Data Science Engineer
Strong Data Analytical Skills, ability to find patterns and build prediction models, data monetization techniques, Python/R and SQL/NOSQL, data visualization, data models Business Intelligence, problem-solving, strong communication
Who Are We?
Skayle is a leading AI-driven Consumer Engagement and Predictive Analytics SaaS platform to Engage Customers, Gain Insights, Predict Behaviours, and Increase Sales for the F&B industry. It’s cloud-based platform is designed to simplify and streamline the CRM functions of running a successful restaurant by providing true closed loop, customer lifecycle marketing, off-line to online targeting and business intelligence.

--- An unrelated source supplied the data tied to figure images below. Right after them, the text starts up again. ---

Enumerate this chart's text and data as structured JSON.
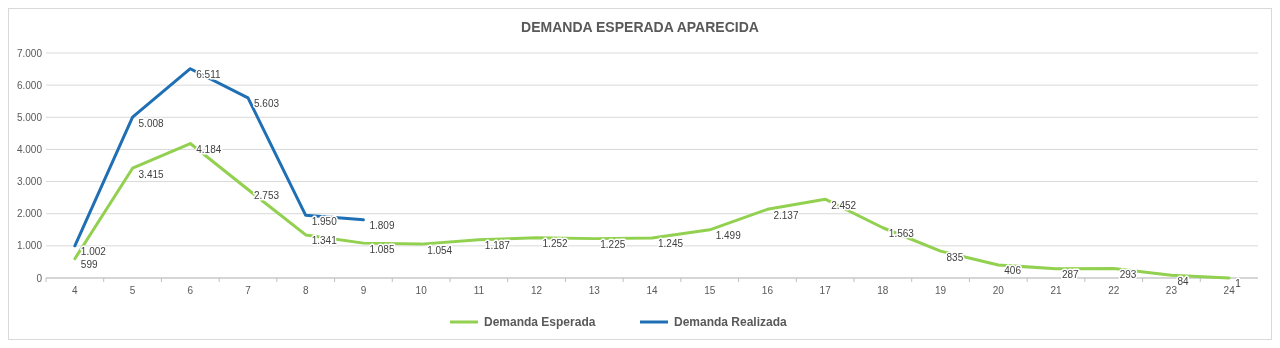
{
  "chart_data": {
    "type": "line",
    "title": "DEMANDA ESPERADA APARECIDA",
    "categories": [
      "4",
      "5",
      "6",
      "7",
      "8",
      "9",
      "10",
      "11",
      "12",
      "13",
      "14",
      "15",
      "16",
      "17",
      "18",
      "19",
      "20",
      "21",
      "22",
      "23",
      "24"
    ],
    "series": [
      {
        "name": "Demanda Esperada",
        "color": "#92d050",
        "values": [
          599,
          3415,
          4184,
          2753,
          1341,
          1085,
          1054,
          1187,
          1252,
          1225,
          1245,
          1499,
          2137,
          2452,
          1563,
          835,
          406,
          287,
          293,
          84,
          1
        ],
        "value_labels": [
          "599",
          "3.415",
          "4.184",
          "2.753",
          "1.341",
          "1.085",
          "1.054",
          "1.187",
          "1.252",
          "1.225",
          "1.245",
          "1.499",
          "2.137",
          "2.452",
          "1.563",
          "835",
          "406",
          "287",
          "293",
          "84",
          "1"
        ]
      },
      {
        "name": "Demanda Realizada",
        "color": "#1f6fb5",
        "values": [
          1002,
          5008,
          6511,
          5603,
          1950,
          1809,
          null,
          null,
          null,
          null,
          null,
          null,
          null,
          null,
          null,
          null,
          null,
          null,
          null,
          null,
          null
        ],
        "value_labels": [
          "1.002",
          "5.008",
          "6.511",
          "5.603",
          "1.950",
          "1.809",
          null,
          null,
          null,
          null,
          null,
          null,
          null,
          null,
          null,
          null,
          null,
          null,
          null,
          null,
          null
        ]
      }
    ],
    "ylim": [
      0,
      7000
    ],
    "yticks": [
      {
        "value": 0,
        "label": "0"
      },
      {
        "value": 1000,
        "label": "1.000"
      },
      {
        "value": 2000,
        "label": "2.000"
      },
      {
        "value": 3000,
        "label": "3.000"
      },
      {
        "value": 4000,
        "label": "4.000"
      },
      {
        "value": 5000,
        "label": "5.000"
      },
      {
        "value": 6000,
        "label": "6.000"
      },
      {
        "value": 7000,
        "label": "7.000"
      }
    ],
    "grid": "y",
    "legend": "bottom",
    "marker": "none",
    "line_style": "solid"
  }
}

Skayle started as a small team of 6 people and has since grown to a team of 150 people in 7 offices in Asia, Australia and America. Today, over 700 brands in nine countries use Skayle’s solutions to improve interaction with customers and boost revenues. Its proprietary platform has engaged over 12.3 million consumers in 9 countries and has powered more than 5 million in-store reviews.
Who Are You?
You are responsible for providing analytical insight to business owners & key stakeholders and presenting recommendations to clients and influencing product roadmap based on insights. The ideal candidate will have great problem-solving skills, and good hands-on experience with Python/R, ETL Processes, SQL queries and databases, and should be able to generate visualizations, analytical reports, presentations etc.
- Build predictive models and machine-learning algorithms.
- Provide analytical insight to business owners and key stakeholders.
- Often being the lead owner of a report or advanced analytics projects.
- Lead the Data Science Team to come up with solutions for various business problems.
- Work with the Engineering team for Product Improvements and Changes.
- Design, plan and execute project related tasks.
You Will Own
- Critical thinking, specifically the ability to hear a business need and determine the best way to solve the problem using available data and analytics.
- Utilize data analytics and advanced data science techniques to identify trends, patterns, and discrepancies in data. Determine additional data needed to support insights.
- Monitor company membership counts, trends, etc. and notify appropriate party when anomalous activity occurs.
- Present information using data visualization techniques and tools.
- Collaborate with engineering and leadership teams.
- Present recommendations to clients and influencing future plans based on insights.
- Document procedures, processes and workflows.
- Drive projects through various stages, work with internal and external teams to successfully navigate landscape.
- Strong knowledge of Python/R, SQL, advanced analytics (ML & NLP), and business intelligence.
- Experience analyzing data and sharing results in a non-analytical format, “telling the story”.
- Knowledge of BI tools like Tableau, Qlik Sense, Data Studio and Kibana.
- Familiarity with Elastic DB is a bonus.
- Familiarity with Google Cloud Platform & Amazon Web Services.
- Familiarity with machine learning and predictive models.
- Github and JIRA project experience ideal.
- Some exposure to NLP (Natural Language Processing).
- Excellent verbal and written communication skills.
- Ability to adapt to new development environment, changing business requirements and learning new systems.